Mehrfachbelichtung

Zu Zeiten der analogen Fotografie war es ein beliebter fotografischer „Trick“: nach erfolgter Aufnahme hat man den Film einfach nicht weiter transportiert und die folgende Aufnahme somit auf das gleiche Negativ belichtet. Diesen Vorgang konnte man auch mehrfach anwenden und so drei, vier oder mehr Bilder auf das gleiche Negativ belichten. Natürlich musste man sich vor so einer Aktion Gedanken über die jeweilige Belichtungszeit machen, schließlich bekam die erste Aufnahme ja jedes Mal Licht dazu. Wenn ich also z.B. eine Mehrfachbelichtung mit 2 Aufnahmen plante, musste die erste Aufnahme mit der Hälfte der Belichtungszeit fotografiert werden. Bei drei Aufnahmen wurde die Belichtungszeit für die erste Aufnahme 1/3, für die zweite 2/3 und für die dritte dann die „normale“ Belichtungszeit – gemessen mit einem Belichtungsmesser – eingerichtet.

Geht das auch mit digitalen Kameras?

Die Antwort ist „Jein“…. Es gibt zwar digitale DSLRs – insbesondere von Nikon, aber auch die Flag-Schiffe von Canon, die „Mehrfachbelichtung“ im Programm haben. Aber ist es das gleiche Prinzip, wie oben (analog) beschrieben? Nein. Was hier gemacht wird, beruht auf einem anderen Prinzip: es werden zwei (oder mehr) Einzelfotos per Software miteinander verrechnet. Das kann man sich so vorstellen, wie das übereinander legen zweier Ebenen und deren Verschmelzung durch einen der zahlreichen Verrechnungsmodi (Photoshop).

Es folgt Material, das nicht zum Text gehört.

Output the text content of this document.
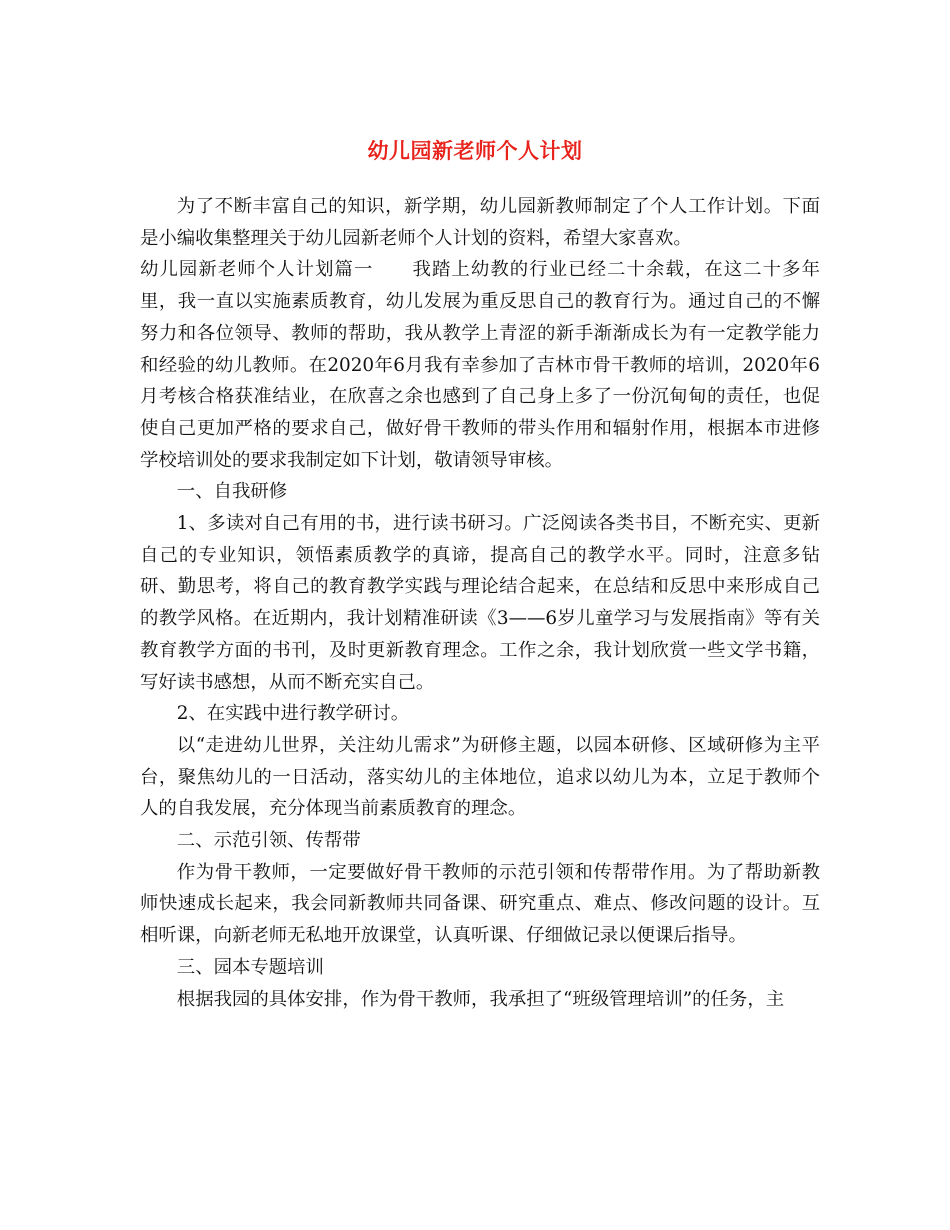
幼儿园新老师个人计划

为了不断丰富自己的知识，新学期，幼儿园新教师制定了个人工作计划。下面是小编收集整理关于幼儿园新老师个人计划的资料，希望大家喜欢。

幼儿园新老师个人计划篇一 我踏上幼教的行业已经二十余载，在这二十多年里，我一直以实施素质教育，幼儿发展为重反思自己的教育行为。通过自己的不懈努力和各位领导、教师的帮助，我从教学上青涩的新手渐渐成长为有一定教学能力和经验的幼儿教师。在2020年6月我有幸参加了吉林市骨干教师的培训，2020年6月考核合格获准结业，在欣喜之余也感到了自己身上多了一份沉甸甸的责任，也促使自己更加严格的要求自己，做好骨干教师的带头作用和辐射作用，根据本市进修学校培训处的要求我制定如下计划，敬请领导审核。

一、自我研修

1、多读对自己有用的书，进行读书研习。广泛阅读各类书目，不断充实、更新自己的专业知识，领悟素质教学的真谛，提高自己的教学水平。同时，注意多钻研、勤思考，将自己的教育教学实践与理论结合起来，在总结和反思中来形成自己的教学风格。在近期内，我计划精准研读《3——6岁儿童学习与发展指南》等有关教育教学方面的书刊，及时更新教育理念。工作之余，我计划欣赏一些文学书籍，写好读书感想，从而不断充实自己。

2、在实践中进行教学研讨。

以“走进幼儿世界，关注幼儿需求”为研修主题，以园本研修、区域研修为主平台，聚焦幼儿的一日活动，落实幼儿的主体地位，追求以幼儿为本，立足于教师个人的自我发展，充分体现当前素质教育的理念。

二、示范引领、传帮带

作为骨干教师，一定要做好骨干教师的示范引领和传帮带作用。为了帮助新教师快速成长起来，我会同新教师共同备课、研究重点、难点、修改问题的设计。互相听课，向新老师无私地开放课堂，认真听课、仔细做记录以便课后指导。

三、园本专题培训

根据我园的具体安排，作为骨干教师，我承担了“班级管理培训”的任务，主
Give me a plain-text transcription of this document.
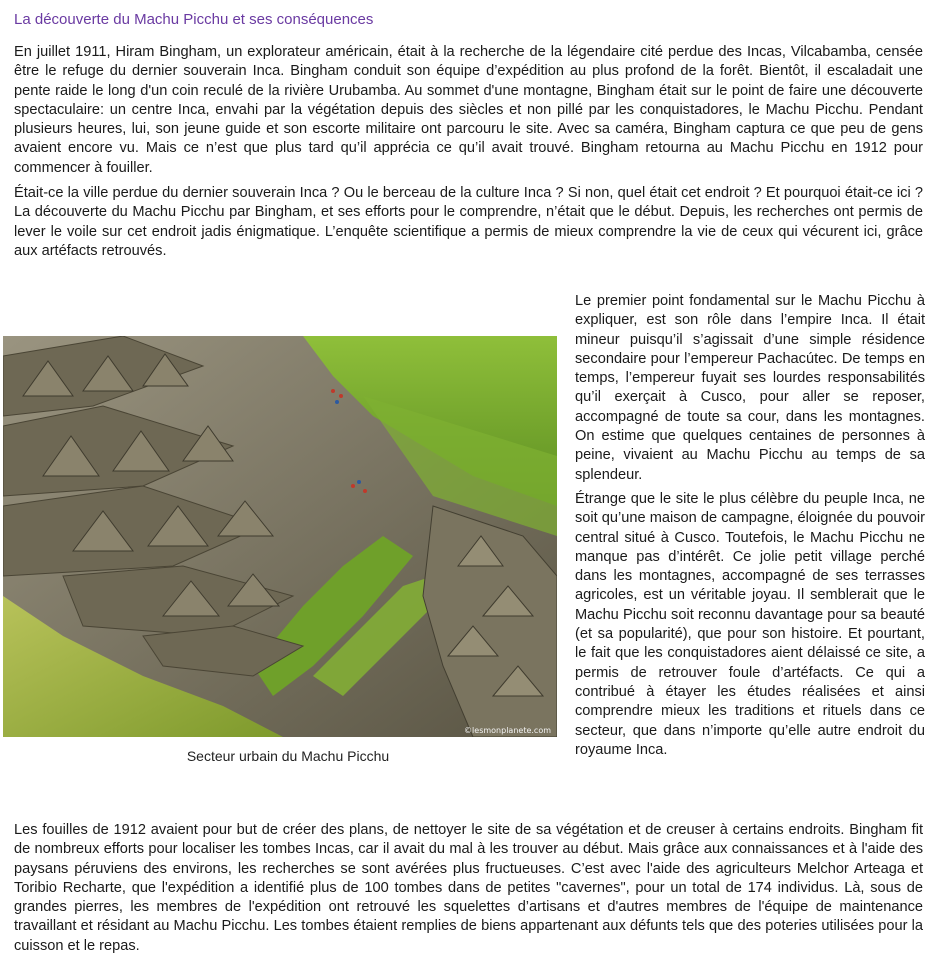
La découverte du Machu Picchu et ses conséquences

En juillet 1911, Hiram Bingham, un explorateur américain, était à la recherche de la légendaire cité perdue des Incas, Vilcabamba, censée être le refuge du dernier souverain Inca. Bingham conduit son équipe d’expédition au plus profond de la forêt. Bientôt, il escaladait une pente raide le long d'un coin reculé de la rivière Urubamba. Au sommet d'une montagne, Bingham était sur le point de faire une découverte spectaculaire: un centre Inca, envahi par la végétation depuis des siècles et non pillé par les conquistadores, le Machu Picchu. Pendant plusieurs heures, lui, son jeune guide et son escorte militaire ont parcouru le site. Avec sa caméra, Bingham captura ce que peu de gens avaient encore vu. Mais ce n’est que plus tard qu’il apprécia ce qu’il avait trouvé. Bingham retourna au Machu Picchu en 1912 pour commencer à fouiller.

Était-ce la ville perdue du dernier souverain Inca ? Ou le berceau de la culture Inca ? Si non, quel était cet endroit ? Et pourquoi était-ce ici ? La découverte du Machu Picchu par Bingham, et ses efforts pour le comprendre, n’était que le début. Depuis, les recherches ont permis de lever le voile sur cet endroit jadis énigmatique. L’enquête scientifique a permis de mieux comprendre la vie de ceux qui vécurent ici, grâce aux artéfacts retrouvés.

©lesmonplanete.com
Secteur urbain du Machu Picchu

Le premier point fondamental sur le Machu Picchu à expliquer, est son rôle dans l’empire Inca. Il était mineur puisqu’il s’agissait d’une simple résidence secondaire pour l’empereur Pachacútec. De temps en temps, l’empereur fuyait ses lourdes responsabilités qu’il exerçait à Cusco, pour aller se reposer, accompagné de toute sa cour, dans les montagnes. On estime que quelques centaines de personnes à peine, vivaient au Machu Picchu au temps de sa splendeur.

Étrange que le site le plus célèbre du peuple Inca, ne soit qu’une maison de campagne, éloignée du pouvoir central situé à Cusco. Toutefois, le Machu Picchu ne manque pas d’intérêt. Ce jolie petit village perché dans les montagnes, accompagné de ses terrasses agricoles, est un véritable joyau. Il semblerait que le Machu Picchu soit reconnu davantage pour sa beauté (et sa popularité), que pour son histoire. Et pourtant, le fait que les conquistadores aient délaissé ce site, a permis de retrouver foule d’artéfacts. Ce qui a contribué à étayer les études réalisées et ainsi comprendre mieux les traditions et rituels dans ce secteur, que dans n’importe qu’elle autre endroit du royaume Inca.

Les fouilles de 1912 avaient pour but de créer des plans, de nettoyer le site de sa végétation et de creuser à certains endroits. Bingham fit de nombreux efforts pour localiser les tombes Incas, car il avait du mal à les trouver au début. Mais grâce aux connaissances et à l'aide des paysans péruviens des environs, les recherches se sont avérées plus fructueuses. C’est avec l'aide des agriculteurs Melchor Arteaga et Toribio Recharte, que l'expédition a identifié plus de 100 tombes dans de petites "cavernes", pour un total de 174 individus. Là, sous de grandes pierres, les membres de l'expédition ont retrouvé les squelettes d’artisans et d'autres membres de l'équipe de maintenance travaillant et résidant au Machu Picchu. Les tombes étaient remplies de biens appartenant aux défunts tels que des poteries utilisées pour la cuisson et le repas.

Weiter unten in diesem Kapitel gehe ich genau auf die Mehrfachbelichtung mit meiner Canon EOS 5D MKIII ein.

Eine wirklich echte Mehrfachbelichtung kann man aber natürlich auch mit jeder DSLR hinbekommen, indem man z.B. im “Bulb“-Modus den Verschluss öffnet, nach erfolgter Belichtungszeit das Objektiv abdeckt, es für die zweite Belichtung wieder freigibt und danach den Verschluss wieder schließt. Dann hat man tatsächlich eine echte Doppelbelichtung realisiert. Nur: hier wird sehr schnell klar, dass es sich jeweils um längere Belichtungszeiten handeln muss, um dies zu realisieren. Eine weitere Möglichkeit wäre es, in einem abgedunkelten Raum zu arbeiten. Man hat hier mehr Spielraum für die einzelnen Belichtungen, die jeweils mit einem Blitzlicht erfolgen – also Verschlusszeit z.B. auf 5 sec, der erste Blitz zündet automatisch mit dem Start und beleuchtet das Model vor neutralem Hintergrund, den zweiten Blitz zündet man manuell, nachdem die Kamera auf das gewünschte Motiv ausgerichtet wurde – alles natürlich innerhalb der 5 sec, weil danach der Verschluss wieder schließt. Ein  „Haken“ bei diesen beiden Methoden ist: ich kann den Fokus für die zweite Aufnahme nicht kontrollieren.   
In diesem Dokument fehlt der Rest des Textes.